Rogier van der Weyden was born in, what is now, the Belgium town of Tournai around 1399. His name at that time was actually Rogier de le Pasture which literally translated meant Roger of the Pasture. His father Henri de le Pasture was a knife manufacturer. At the age of 26 he married Elisabeth Goffaert, the daughter of a Brussels shoemaker, and they had four children. In 1436 he was given the position of stadsschilder, (painter to the town), of Brussels, a post especially created for him. It was whilst living in Brussels, which was then a Dutch-speaking town, he began to use the Dutch version of his name: Rogier van der Weyden.

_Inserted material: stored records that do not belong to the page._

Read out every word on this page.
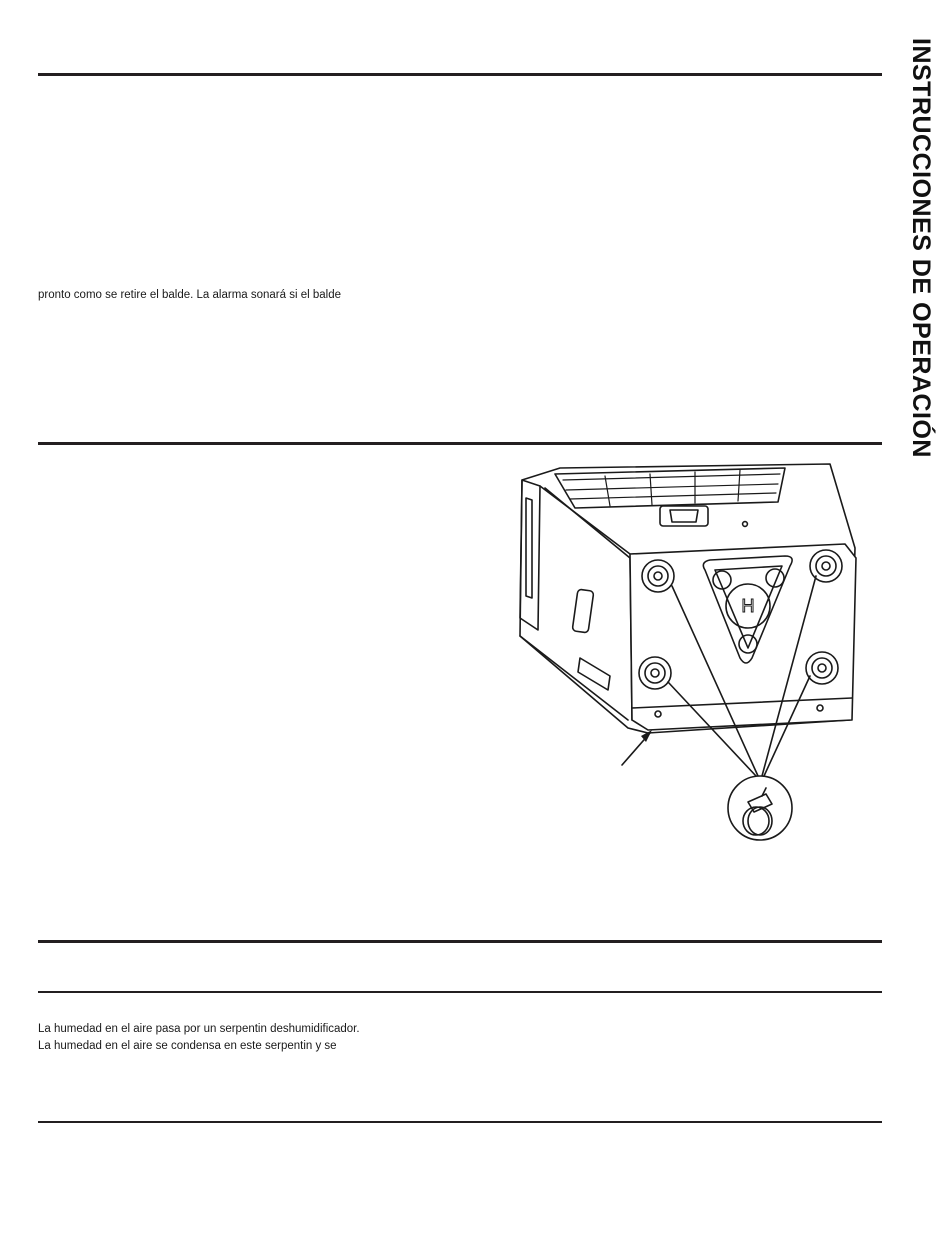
pronto como se retire el balde. La alarma sonará si el balde
H
La humedad en el aire pasa por un serpentin deshumidificador.
La humedad en el aire se condensa en este serpentin y se
INSTRUCCIONES DE OPERACIÓN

Today’s painting, The Descent from the Cross, was the centre panel of an altarpiece, of which the wings are lost, created by Rogier van der Weyden around 1436. It can be found in the Prado, Madrid. The painting depicts the lifeless body of Christ being lowered down from the cross. The painting was commissioned by the Greater Guild of Crossbowmen of Leuven and was installed in the Chapel of Our Lady Without the Walls which was demolished in 1798.
The main figures in the painting are, to the right, Mary Magdalen with her fingers entwined. To the left of her, is Nicodemus, wearing a black hat and a gold-coloured robe. At the centre of the picture is Joseph of Arimathea, wearing a brown skull cap, who can be seen supporting the body of Christ. Mary Salome another half sister of the Virgin Mary, dressed in green, is to the left of the body of Christ seen supporting Mary. On the left of the picture, dressed in a red robe, and also supporting the Virgin Mary is St John the Evangelist.